Vibecoding a Workout Staleness Tracker
Anuraag built his first iOS app last Friday night while holding a newborn with one hand. It took about 3-4 hours. He never looked at the code.
The Problem
The app idea was simple, almost mundane: show a single number representing days since last workout. Zero if you worked out today. One if yesterday. And so on, ticking upward like a gentle guilt trip on your home screen.
“I kept searching for apps that would help me track the number of days since my last workout,” Anuraag explains. Apple’s native fitness app technically has the data, “but unless you really go into the app and look for it, it doesn’t really show you.” Habit trackers existed, but they all had the same fatal flaw: manual logging. “They require you to log the habit specifically to the app, and I already use Apple Workouts. I just wanted a simple thing that showed me how many days it’s been.”

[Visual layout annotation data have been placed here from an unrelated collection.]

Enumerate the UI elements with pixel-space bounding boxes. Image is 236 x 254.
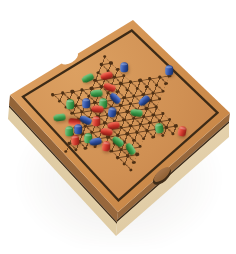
peg-red-standing[interactable] (92, 116, 100, 126)
board-hole (129, 80, 133, 83)
board-hole (164, 81, 168, 84)
board-hole (119, 81, 123, 84)
board-hole (161, 133, 165, 136)
board-hole (71, 111, 75, 114)
peg-nose (53, 115, 59, 120)
board-hole (61, 91, 65, 94)
board-hole (74, 103, 78, 106)
board-hole (135, 86, 139, 89)
peg-red-lying[interactable] (92, 105, 107, 112)
board-hole (139, 144, 143, 147)
peg-green-standing[interactable] (66, 99, 74, 109)
board-hole (132, 160, 136, 163)
peg-blue-standing[interactable] (120, 62, 128, 72)
board-hole (122, 95, 126, 98)
board-hole (116, 155, 120, 158)
peg-nose (91, 106, 97, 111)
peg-blue-standing[interactable] (108, 107, 117, 118)
board-hole (145, 84, 149, 87)
peg-blue-standing[interactable] (165, 65, 173, 75)
board-hole (90, 86, 94, 89)
board-hole (64, 149, 68, 152)
peg-green-standing[interactable] (65, 126, 73, 136)
board-hole (139, 122, 143, 125)
peg-nose (130, 109, 136, 114)
board-hole (93, 100, 97, 103)
board-hole (126, 132, 130, 135)
board-hole (58, 99, 62, 102)
board-hole (122, 73, 126, 76)
board-hole (171, 132, 175, 135)
peg-green-lying[interactable] (91, 89, 107, 97)
board-hole (132, 116, 136, 119)
board-hole (132, 138, 136, 141)
board-hole (80, 88, 84, 91)
peg-nose (90, 91, 96, 96)
peg-blue-standing[interactable] (74, 124, 82, 134)
peg-red-standing[interactable] (102, 141, 111, 151)
board-hole (132, 94, 136, 97)
peg-nose (100, 128, 106, 133)
board-hole (126, 110, 130, 113)
board-hole (158, 97, 162, 100)
board-hole (155, 105, 159, 108)
board-hole (168, 117, 172, 120)
board-hole (158, 119, 162, 122)
board-hole (145, 129, 149, 132)
peg-green-standing[interactable] (155, 123, 164, 134)
board-hole (129, 124, 133, 127)
board-hole (158, 75, 162, 78)
board-hole (116, 111, 120, 114)
board-hole (174, 124, 178, 127)
board-hole (161, 111, 165, 114)
board-hole (148, 121, 152, 124)
board-hole (51, 92, 55, 95)
board-hole (135, 130, 139, 133)
board-hole (145, 106, 149, 109)
board-hole (152, 113, 156, 116)
board-hole (161, 89, 165, 92)
board-hole (142, 136, 146, 139)
board-hole (126, 88, 130, 91)
peg-red-standing[interactable] (71, 135, 80, 145)
board-hole (84, 146, 88, 149)
board-hole (80, 110, 84, 113)
board-hole (71, 89, 75, 92)
board-hole (139, 78, 143, 81)
peg-blue-standing[interactable] (82, 98, 90, 108)
board-hole (129, 102, 133, 105)
board-hole (152, 135, 156, 138)
board-hole (109, 61, 113, 64)
product-photo (0, 0, 236, 254)
board-hole (123, 162, 127, 165)
board-hole (77, 96, 81, 99)
board-hole (165, 125, 169, 128)
board-hole (74, 148, 78, 151)
board-hole (100, 62, 104, 65)
board-hole (155, 83, 159, 86)
board-hole (110, 149, 114, 152)
board-hole (148, 77, 152, 80)
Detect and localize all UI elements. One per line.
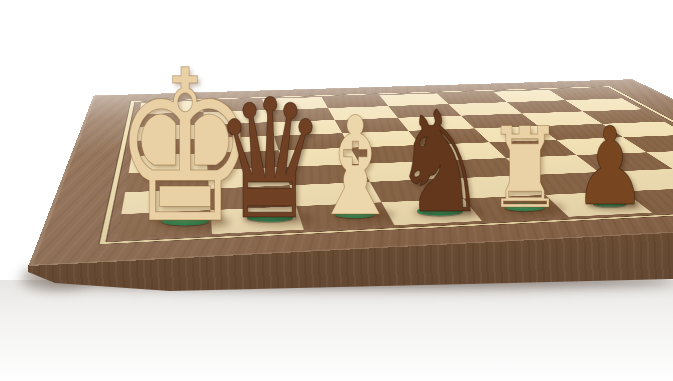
piece-black-pawn-f1: ♟ [573, 125, 647, 209]
piece-black-knight-d1: ♞ [392, 108, 487, 217]
pieces-layer: ♚♛♝♞♜♟ [0, 0, 673, 381]
piece-white-bishop-c1: ♝ [309, 114, 402, 220]
piece-white-rook-e1: ♜ [487, 125, 563, 212]
photo-stage: ♚♛♝♞♜♟ [0, 0, 673, 381]
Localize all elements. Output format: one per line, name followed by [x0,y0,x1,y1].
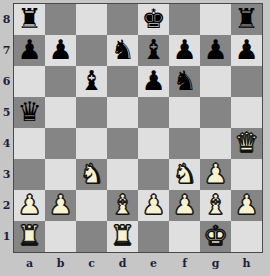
piece-black-knight: ♞ [110,35,134,65]
square-c7[interactable] [76,35,107,66]
square-b6[interactable] [45,66,76,97]
rank-label-6: 6 [0,66,13,97]
square-d8[interactable] [107,4,138,35]
piece-black-rook: ♜ [234,4,258,34]
file-labels: abcdefgh [14,252,262,274]
rank-label-5: 5 [0,97,13,128]
square-f7[interactable]: ♟ [169,35,200,66]
piece-white-rook: ♜ [110,221,134,251]
square-b5[interactable] [45,97,76,128]
square-a4[interactable] [14,128,45,159]
square-h8[interactable]: ♜ [231,4,262,35]
square-g6[interactable] [200,66,231,97]
piece-black-bishop: ♝ [141,35,165,65]
square-f1[interactable] [169,221,200,252]
square-d6[interactable] [107,66,138,97]
square-b8[interactable] [45,4,76,35]
square-c2[interactable] [76,190,107,221]
square-e7[interactable]: ♝ [138,35,169,66]
square-d7[interactable]: ♞ [107,35,138,66]
square-a6[interactable] [14,66,45,97]
square-h1[interactable] [231,221,262,252]
square-g7[interactable]: ♟ [200,35,231,66]
piece-black-pawn: ♟ [17,35,41,65]
piece-black-queen: ♛ [17,97,41,127]
square-f5[interactable] [169,97,200,128]
square-g5[interactable] [200,97,231,128]
square-c8[interactable] [76,4,107,35]
piece-white-rook: ♜ [17,221,41,251]
square-d2[interactable]: ♝ [107,190,138,221]
square-a5[interactable]: ♛ [14,97,45,128]
piece-black-knight: ♞ [172,66,196,96]
square-g2[interactable]: ♝ [200,190,231,221]
file-label-b: b [45,252,76,274]
square-a2[interactable]: ♟ [14,190,45,221]
square-g4[interactable] [200,128,231,159]
square-h3[interactable] [231,159,262,190]
square-b2[interactable]: ♟ [45,190,76,221]
square-e2[interactable]: ♟ [138,190,169,221]
square-a3[interactable] [14,159,45,190]
square-a8[interactable]: ♜ [14,4,45,35]
square-e3[interactable] [138,159,169,190]
piece-white-pawn: ♟ [234,190,258,220]
square-f8[interactable] [169,4,200,35]
square-b3[interactable] [45,159,76,190]
square-b7[interactable]: ♟ [45,35,76,66]
square-f3[interactable]: ♞ [169,159,200,190]
piece-black-pawn: ♟ [203,35,227,65]
square-d4[interactable] [107,128,138,159]
square-g8[interactable] [200,4,231,35]
square-c4[interactable] [76,128,107,159]
square-c1[interactable] [76,221,107,252]
rank-label-2: 2 [0,190,13,221]
chess-board: ♜♚♜♟♟♞♝♟♟♟♝♟♞♛♛♞♞♟♟♟♝♟♟♝♟♜♜♚ [13,3,263,253]
file-label-h: h [231,252,262,274]
piece-black-pawn: ♟ [172,35,196,65]
rank-label-1: 1 [0,221,13,252]
square-e6[interactable]: ♟ [138,66,169,97]
piece-black-king: ♚ [141,4,165,34]
square-f6[interactable]: ♞ [169,66,200,97]
piece-black-bishop: ♝ [79,66,103,96]
square-g3[interactable]: ♟ [200,159,231,190]
square-c5[interactable] [76,97,107,128]
square-b1[interactable] [45,221,76,252]
square-e1[interactable] [138,221,169,252]
square-e5[interactable] [138,97,169,128]
rank-label-3: 3 [0,159,13,190]
rank-label-4: 4 [0,128,13,159]
piece-white-pawn: ♟ [172,190,196,220]
square-a7[interactable]: ♟ [14,35,45,66]
file-label-e: e [138,252,169,274]
square-h6[interactable] [231,66,262,97]
file-label-d: d [107,252,138,274]
piece-white-bishop: ♝ [110,190,134,220]
square-d5[interactable] [107,97,138,128]
square-h4[interactable]: ♛ [231,128,262,159]
square-d3[interactable] [107,159,138,190]
piece-white-pawn: ♟ [48,190,72,220]
piece-white-knight: ♞ [79,159,103,189]
file-label-a: a [14,252,45,274]
piece-black-pawn: ♟ [234,35,258,65]
square-a1[interactable]: ♜ [14,221,45,252]
piece-white-queen: ♛ [234,128,258,158]
piece-black-pawn: ♟ [48,35,72,65]
square-b4[interactable] [45,128,76,159]
square-h2[interactable]: ♟ [231,190,262,221]
piece-white-knight: ♞ [172,159,196,189]
square-e4[interactable] [138,128,169,159]
chess-diagram: 87654321 ♜♚♜♟♟♞♝♟♟♟♝♟♞♛♛♞♞♟♟♟♝♟♟♝♟♜♜♚ ab… [0,0,270,276]
rank-label-7: 7 [0,35,13,66]
piece-black-rook: ♜ [17,4,41,34]
square-f2[interactable]: ♟ [169,190,200,221]
square-g1[interactable]: ♚ [200,221,231,252]
square-c3[interactable]: ♞ [76,159,107,190]
rank-labels: 87654321 [0,4,13,252]
square-c6[interactable]: ♝ [76,66,107,97]
piece-white-pawn: ♟ [203,159,227,189]
square-e8[interactable]: ♚ [138,4,169,35]
square-f4[interactable] [169,128,200,159]
square-d1[interactable]: ♜ [107,221,138,252]
piece-white-pawn: ♟ [17,190,41,220]
square-h5[interactable] [231,97,262,128]
file-label-g: g [200,252,231,274]
file-label-f: f [169,252,200,274]
piece-white-bishop: ♝ [203,190,227,220]
piece-white-king: ♚ [203,221,227,251]
square-h7[interactable]: ♟ [231,35,262,66]
piece-black-pawn: ♟ [141,66,165,96]
rank-label-8: 8 [0,4,13,35]
piece-white-pawn: ♟ [141,190,165,220]
file-label-c: c [76,252,107,274]
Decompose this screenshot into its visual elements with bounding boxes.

No manual logging. Just the number.
From Zero to iPhone in One Evening
Friday night, he finally started. Anuraag had never built an iOS app before. Didn’t know Swift.
What he did have: the Claude mobile app, a GitHub account, and approximately one free hand.

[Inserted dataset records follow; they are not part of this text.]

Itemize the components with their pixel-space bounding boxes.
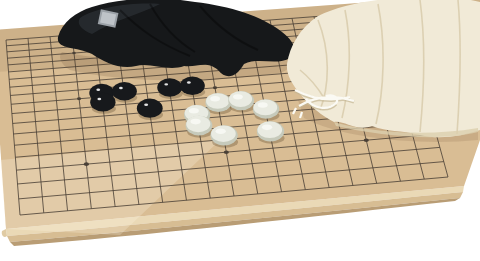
white-stone bbox=[228, 91, 254, 112]
star-point bbox=[213, 86, 217, 89]
white-stone bbox=[210, 125, 238, 147]
black-stone bbox=[137, 99, 163, 120]
black-stone bbox=[157, 78, 182, 99]
go-set-photo-scene bbox=[0, 0, 480, 261]
star-point bbox=[224, 150, 229, 154]
black-stone bbox=[180, 77, 205, 98]
star-point bbox=[84, 162, 89, 166]
star-point bbox=[72, 52, 75, 54]
black-stone bbox=[90, 93, 116, 114]
star-point bbox=[364, 138, 369, 142]
white-stone bbox=[186, 116, 213, 138]
white-stone bbox=[257, 121, 285, 143]
star-point bbox=[77, 97, 81, 100]
black-stone bbox=[112, 82, 137, 103]
white-stone bbox=[253, 99, 280, 121]
scene-canvas bbox=[0, 0, 480, 261]
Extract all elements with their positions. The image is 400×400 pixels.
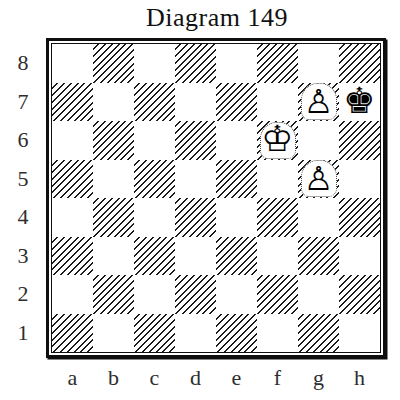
- diagram-title: Diagram 149: [46, 0, 388, 36]
- rank-label-8: 8: [8, 44, 38, 83]
- square-b6: [93, 121, 134, 160]
- square-d4: [175, 198, 216, 237]
- square-f8: [257, 44, 298, 83]
- square-a4: [52, 198, 93, 237]
- square-f6: ♔: [257, 121, 298, 160]
- square-b4: [93, 198, 134, 237]
- square-b3: [93, 237, 134, 276]
- chess-board-frame: ♙♚♔♙: [46, 38, 386, 358]
- black-king: ♚: [343, 83, 375, 119]
- square-b5: [93, 160, 134, 199]
- square-f5: [257, 160, 298, 199]
- file-label-f: f: [257, 360, 298, 396]
- square-h7: ♚: [339, 83, 380, 122]
- square-g2: [298, 275, 339, 314]
- square-c7: [134, 83, 175, 122]
- square-h8: [339, 44, 380, 83]
- square-g8: [298, 44, 339, 83]
- square-e7: [216, 83, 257, 122]
- rank-label-7: 7: [8, 83, 38, 122]
- white-pawn: ♙: [304, 162, 334, 195]
- rank-label-2: 2: [8, 275, 38, 314]
- file-label-d: d: [175, 360, 216, 396]
- rank-labels: 87654321: [8, 44, 38, 352]
- square-e3: [216, 237, 257, 276]
- square-g5: ♙: [298, 160, 339, 199]
- square-h4: [339, 198, 380, 237]
- square-e2: [216, 275, 257, 314]
- rank-label-5: 5: [8, 160, 38, 199]
- white-pawn: ♙: [304, 85, 334, 118]
- file-label-h: h: [339, 360, 380, 396]
- square-g4: [298, 198, 339, 237]
- square-d5: [175, 160, 216, 199]
- piece-halo: ♙: [301, 160, 337, 197]
- square-d1: [175, 314, 216, 353]
- piece-halo: ♔: [260, 122, 296, 159]
- square-a1: [52, 314, 93, 353]
- rank-label-6: 6: [8, 121, 38, 160]
- square-e1: [216, 314, 257, 353]
- file-label-e: e: [216, 360, 257, 396]
- square-c2: [134, 275, 175, 314]
- square-f4: [257, 198, 298, 237]
- square-b8: [93, 44, 134, 83]
- file-label-a: a: [52, 360, 93, 396]
- square-g6: [298, 121, 339, 160]
- square-f7: [257, 83, 298, 122]
- square-h3: [339, 237, 380, 276]
- square-d8: [175, 44, 216, 83]
- square-a6: [52, 121, 93, 160]
- square-b1: [93, 314, 134, 353]
- square-g1: [298, 314, 339, 353]
- file-label-g: g: [298, 360, 339, 396]
- rank-label-3: 3: [8, 237, 38, 276]
- square-b2: [93, 275, 134, 314]
- square-h1: [339, 314, 380, 353]
- file-label-c: c: [134, 360, 175, 396]
- piece-halo: ♙: [301, 83, 337, 120]
- rank-label-1: 1: [8, 314, 38, 353]
- square-c5: [134, 160, 175, 199]
- square-h6: [339, 121, 380, 160]
- square-c8: [134, 44, 175, 83]
- square-e8: [216, 44, 257, 83]
- square-d6: [175, 121, 216, 160]
- square-d7: [175, 83, 216, 122]
- square-h5: [339, 160, 380, 199]
- white-king: ♔: [261, 121, 293, 157]
- square-c3: [134, 237, 175, 276]
- rank-label-4: 4: [8, 198, 38, 237]
- square-h2: [339, 275, 380, 314]
- square-d3: [175, 237, 216, 276]
- square-e4: [216, 198, 257, 237]
- square-a7: [52, 83, 93, 122]
- square-e5: [216, 160, 257, 199]
- square-a8: [52, 44, 93, 83]
- square-e6: [216, 121, 257, 160]
- square-f1: [257, 314, 298, 353]
- chess-board: ♙♚♔♙: [51, 43, 381, 353]
- square-g3: [298, 237, 339, 276]
- square-c6: [134, 121, 175, 160]
- square-a3: [52, 237, 93, 276]
- square-c4: [134, 198, 175, 237]
- square-f3: [257, 237, 298, 276]
- file-label-b: b: [93, 360, 134, 396]
- square-a2: [52, 275, 93, 314]
- file-labels: abcdefgh: [52, 360, 380, 396]
- square-f2: [257, 275, 298, 314]
- square-d2: [175, 275, 216, 314]
- square-c1: [134, 314, 175, 353]
- square-b7: [93, 83, 134, 122]
- square-g7: ♙: [298, 83, 339, 122]
- square-a5: [52, 160, 93, 199]
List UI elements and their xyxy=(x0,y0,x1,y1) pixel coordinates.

Open Claude app. Type detailed prompt for a feature. Claude Code reads the repo, generates code, creates a pull request. Switch to GitHub mobile app. Review PR. Merge. Repeat. All from an iPhone, in short bursts throughout the day, while handling newborn duties.
“My Mac was just elsewhere during this whole time,” he says. “I was just doing this entirely from my phone without any SSH. I had fun.”
Deploying to the phone required the Mac—open Xcode, hit build. But all the development happened on the iPhone.
The Color-Coded Guilt Trip
The app does exactly what it promises. A single number, color-coded: green for today, orange for 1-3 days, red for 4+. The app icon changes based on the count. There’s a widget too.
“I don’t have to really open an app to see it,” Anuraag notes. “The app icon just changes, the widget is nice. It just pushes me maybe a little bit more than usual to go work out on a given day.”
When he first loaded it, the app showed 10 days. Red.

He went to the gym.

Now it shows 1.

Vibecoding: A Definition
So what makes this “vibecoding” rather than just… coding?
“I have not actually really looked at the code,” Anuraag says matter-of-factly. “I have never created an iPhone app before. I don’t know Swift.”
That’s the vibe. Describe what you want—goals, not implementation—and let Claude figure out Swift, HealthKit, widget lifecycle.
“I don’t think not-reading-the-code would work for anything too complicated just yet,” he admits. “But given how simple this is, I think this is an okay approach.”
The prompts were detailed but not technical. The PRs—about 20 in total—mostly just got merged without much ceremony. Claude Code didn’t really mess anything up, “given how detailed my prompts were.”
The chats grew long, but Anuraag engaged in bursts. A few minutes here and there, between newborn duties.
What Changed
Before this project, Anuraag already believed he could build an iOS app in a few hours.
“This just made it much more simple because I don’t really care about looking at the code for this one,” he says. “It doesn’t really feel weird to have built an app where I haven’t really examined the code.”
Personal software—the kind that solves your specific, idiosyncratic problems—suddenly feels radically accessible. Not in the “learn to code” bootcamp sense, but in the “I have a free hand and an idea” sense.
The mental model shifts. Instead of “I need to learn iOS development to build this,” it becomes “I need to describe what I want clearly enough for Claude to build this.”
For simple, single-purpose tools? That’s often enough.
Anuraag’s DaysSinceGym app code is available at github.com/av7625/DaysSinceGym. The app is just on his phone for now.